- Born: c. 1820 Fairfax County, Virginia, U.S.
- Died: 1888 (aged 67–68) Leesburg, Virginia, U.S.
- Burial place: Leesburg Presbyterian Cemetery, Leesburg, Virginia, U.S. 39°06′57″N 77°34′04″W﻿ / ﻿39.11583°N 77.56778°W
- Occupations: Minister, schoolteacher, blacksmith
- Known for: First African-American teacher in Loudoun County
- Spouse: Rachel Watson Robey ​ ​(m. 1851; died 1857)​
- Children: 3

= William Obediah Robey =

American minister and teacher (c. 1820–1888)

William Obediah Robey (c. 18201888) was an American Presbyterian minister and teacher in Leesburg, Virginia. He is the first African-American known to have taught school in Loudoun County, Virginia and was the first African-American member of the Leesburg Presbyterian congregation.

== Biography ==

=== Early life ===
Robey was born in Fairfax County, Virginia and moved shortly after to the adjacent Loudoun County. In 1834, he was arrested and imprisoned after being suspected of being a runaway slave, but he was able to prove that he was free. He then took up an apprenticeship with slaveholder and farmer Edward Hammat until 1841. After finishing his apprenticeship, aged 21, he moved to Washington, D.C. to pursue an education.
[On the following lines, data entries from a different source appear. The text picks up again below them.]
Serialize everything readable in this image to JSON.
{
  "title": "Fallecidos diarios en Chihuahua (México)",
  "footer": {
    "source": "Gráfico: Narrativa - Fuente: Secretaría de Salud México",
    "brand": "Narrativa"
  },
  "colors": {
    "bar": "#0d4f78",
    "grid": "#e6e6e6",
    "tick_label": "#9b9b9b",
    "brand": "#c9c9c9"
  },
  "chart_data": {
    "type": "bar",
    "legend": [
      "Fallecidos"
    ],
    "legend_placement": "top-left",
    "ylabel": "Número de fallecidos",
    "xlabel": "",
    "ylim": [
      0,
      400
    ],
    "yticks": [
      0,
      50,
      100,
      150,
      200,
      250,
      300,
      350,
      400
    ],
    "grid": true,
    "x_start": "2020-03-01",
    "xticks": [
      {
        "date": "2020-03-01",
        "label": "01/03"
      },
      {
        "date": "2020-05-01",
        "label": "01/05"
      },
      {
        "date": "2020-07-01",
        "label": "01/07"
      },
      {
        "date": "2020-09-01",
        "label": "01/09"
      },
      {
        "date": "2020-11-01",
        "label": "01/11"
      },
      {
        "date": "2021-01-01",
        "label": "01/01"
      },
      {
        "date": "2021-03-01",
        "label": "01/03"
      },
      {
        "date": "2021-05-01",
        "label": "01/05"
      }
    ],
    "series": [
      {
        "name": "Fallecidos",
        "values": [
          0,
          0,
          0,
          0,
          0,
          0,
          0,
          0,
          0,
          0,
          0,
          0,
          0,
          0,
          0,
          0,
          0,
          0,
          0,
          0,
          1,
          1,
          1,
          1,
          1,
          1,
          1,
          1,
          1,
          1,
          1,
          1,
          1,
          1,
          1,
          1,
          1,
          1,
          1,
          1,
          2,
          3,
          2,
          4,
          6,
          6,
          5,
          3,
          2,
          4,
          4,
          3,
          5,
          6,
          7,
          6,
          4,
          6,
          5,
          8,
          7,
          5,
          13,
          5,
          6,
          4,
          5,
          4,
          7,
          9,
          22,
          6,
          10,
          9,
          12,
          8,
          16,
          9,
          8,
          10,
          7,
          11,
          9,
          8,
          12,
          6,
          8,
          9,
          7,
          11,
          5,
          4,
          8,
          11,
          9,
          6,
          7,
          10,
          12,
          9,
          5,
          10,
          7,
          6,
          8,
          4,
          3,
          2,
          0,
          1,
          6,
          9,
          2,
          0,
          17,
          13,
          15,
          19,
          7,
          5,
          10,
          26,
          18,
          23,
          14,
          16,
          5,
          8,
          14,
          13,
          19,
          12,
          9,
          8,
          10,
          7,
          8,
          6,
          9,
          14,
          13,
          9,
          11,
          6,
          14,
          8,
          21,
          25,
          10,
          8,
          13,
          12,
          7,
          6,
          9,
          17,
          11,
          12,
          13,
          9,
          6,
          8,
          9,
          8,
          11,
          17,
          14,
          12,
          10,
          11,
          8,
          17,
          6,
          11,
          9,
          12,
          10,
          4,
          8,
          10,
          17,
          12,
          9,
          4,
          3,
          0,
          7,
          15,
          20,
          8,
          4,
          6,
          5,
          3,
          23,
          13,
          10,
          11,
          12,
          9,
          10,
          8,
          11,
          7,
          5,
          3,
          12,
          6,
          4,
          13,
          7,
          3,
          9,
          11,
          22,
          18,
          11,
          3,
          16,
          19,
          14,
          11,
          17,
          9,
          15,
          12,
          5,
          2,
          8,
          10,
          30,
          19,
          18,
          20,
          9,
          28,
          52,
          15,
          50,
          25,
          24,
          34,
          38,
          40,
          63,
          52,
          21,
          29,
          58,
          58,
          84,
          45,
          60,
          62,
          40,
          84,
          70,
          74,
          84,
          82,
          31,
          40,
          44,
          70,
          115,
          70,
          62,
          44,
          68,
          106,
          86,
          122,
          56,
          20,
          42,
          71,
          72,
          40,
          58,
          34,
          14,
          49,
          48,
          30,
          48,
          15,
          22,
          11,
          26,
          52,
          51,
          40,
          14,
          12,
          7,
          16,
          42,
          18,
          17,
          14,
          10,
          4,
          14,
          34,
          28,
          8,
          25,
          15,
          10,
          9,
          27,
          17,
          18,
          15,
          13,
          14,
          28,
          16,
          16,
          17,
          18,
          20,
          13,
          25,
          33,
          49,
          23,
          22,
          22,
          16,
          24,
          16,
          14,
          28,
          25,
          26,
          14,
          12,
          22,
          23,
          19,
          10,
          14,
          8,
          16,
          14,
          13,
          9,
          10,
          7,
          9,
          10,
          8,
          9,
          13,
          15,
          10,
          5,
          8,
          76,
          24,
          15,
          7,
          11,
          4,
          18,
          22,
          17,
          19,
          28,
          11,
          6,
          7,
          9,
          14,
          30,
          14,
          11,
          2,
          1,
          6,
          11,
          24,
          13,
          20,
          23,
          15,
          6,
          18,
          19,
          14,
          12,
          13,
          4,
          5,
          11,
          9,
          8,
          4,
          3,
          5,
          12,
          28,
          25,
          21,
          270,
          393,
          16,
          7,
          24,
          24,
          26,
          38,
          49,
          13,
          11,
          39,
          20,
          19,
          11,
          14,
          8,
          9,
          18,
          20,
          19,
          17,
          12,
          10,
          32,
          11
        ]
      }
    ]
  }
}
=== Religion and family ===
He returned to Loudoun in 1847, settling in Leesburg. He joined the Leesburg Presbyterian Church, becoming the first African-American member of its congregation. He soon married Rachel Ann Watsona freedwoman. They had three children together, all of whom were baptized at the Presbyterian Church Robey was part of. During this time he worked as a blacksmith, having taken over his deceased father-in-law's smithy.
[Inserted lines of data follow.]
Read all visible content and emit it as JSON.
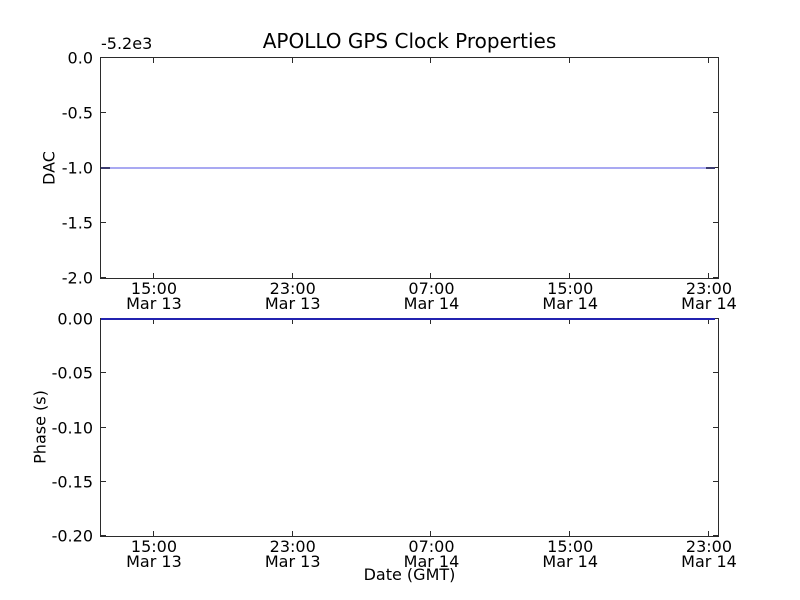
{
  "figure": {
    "title": "APOLLO GPS Clock Properties",
    "xlabel": "Date (GMT)",
    "background_color": "#ffffff",
    "text_color": "#000000",
    "spine_color": "#2b2b2b"
  },
  "chart_data": [
    {
      "type": "line",
      "position": "top-subplot",
      "title": "APOLLO GPS Clock Properties",
      "ylabel": "DAC",
      "y_axis_offset_text": "-5.2e3",
      "ylim": [
        -2.0,
        0.0
      ],
      "ytick_labels": [
        "0.0",
        "-0.5",
        "-1.0",
        "-1.5",
        "-2.0"
      ],
      "xticks": [
        {
          "time": "15:00",
          "date": "Mar 13",
          "pos": 0.0858
        },
        {
          "time": "23:00",
          "date": "Mar 13",
          "pos": 0.3107
        },
        {
          "time": "07:00",
          "date": "Mar 14",
          "pos": 0.5356
        },
        {
          "time": "15:00",
          "date": "Mar 14",
          "pos": 0.7605
        },
        {
          "time": "23:00",
          "date": "Mar 14",
          "pos": 0.9854
        }
      ],
      "grid": false,
      "legend": null,
      "series": [
        {
          "name": "dac",
          "plotted_value": -1.0,
          "description": "flat DAC trace at -1.0 on an axis with offset -5.2e3",
          "color": "#a9a9f2",
          "endcap_color": "#3c3c70",
          "x_start_frac": 0.0,
          "x_end_frac": 0.995
        }
      ]
    },
    {
      "type": "line",
      "position": "bottom-subplot",
      "ylabel": "Phase (s)",
      "xlabel": "Date (GMT)",
      "ylim": [
        -0.2,
        0.0
      ],
      "ytick_labels": [
        "0.00",
        "-0.05",
        "-0.10",
        "-0.15",
        "-0.20"
      ],
      "xticks": [
        {
          "time": "15:00",
          "date": "Mar 13",
          "pos": 0.0858
        },
        {
          "time": "23:00",
          "date": "Mar 13",
          "pos": 0.3107
        },
        {
          "time": "07:00",
          "date": "Mar 14",
          "pos": 0.5356
        },
        {
          "time": "15:00",
          "date": "Mar 14",
          "pos": 0.7605
        },
        {
          "time": "23:00",
          "date": "Mar 14",
          "pos": 0.9854
        }
      ],
      "grid": false,
      "legend": null,
      "series": [
        {
          "name": "phase",
          "plotted_value": 0.0,
          "description": "flat phase trace at 0.00 s along the top spine",
          "color": "#2323b0",
          "endcap_color": null,
          "x_start_frac": 0.0,
          "x_end_frac": 0.995
        }
      ]
    }
  ]
}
After a few years as a member of the Presbyterian Church, Robey wished to become a minister. Following a review by Church authorities, he was accepted as a candidate for ministry, the only African-American in the Presbyterian Church to be approved as a candidate for ordination. However, had he been ordained then, he would have been unable to preach without whites present as per Virginia law at the time.

After the Civil War, Robey resumed his pursuit of becoming a minister. In 1867, he became a licensed Presbyterian preacher, officiating at weddings and preaching in Baptist and Methodist churches throughout the county. In the same year, he became the minister of Leesburg's Mt. Zion Methodist Episcopal Church, an African-American church. In 1872, he was ordained as an elder in the Methodist Church after struggling to receive full ordination from the Presbytery. He remained as Mt. Zion's minister until 1879.

=== Teaching ===
In 1866, Robey's home became the second Freedmen's Bureau's school in Leesburg, and he became its teacher, making him the first known African-American teacher to teach in Loudoun County. The school was almost entirely funded by the local African-American community. Robey originally had approximately 20 students, which doubled to 40 by December 1868. Although the school closed in 1869, he continued to teach at the new Loudoun County Public School for African-American children until his death in 1888.

== School ==
On 8 June 2021, the Loudoun County School Board voted to name a new high school that would be opening in Loudoun County Public Schools for the 2021–2022 academic year after William Obediah Robey. The name was chosen to continue his legacy as a pastor and educator. William Obediah Robey High School provides an alternative education program to assist Loudoun County Public Schools students whose education has been interrupted by external circumstances and challenges. The school is located at Dominion High School in Sterling, Virginia.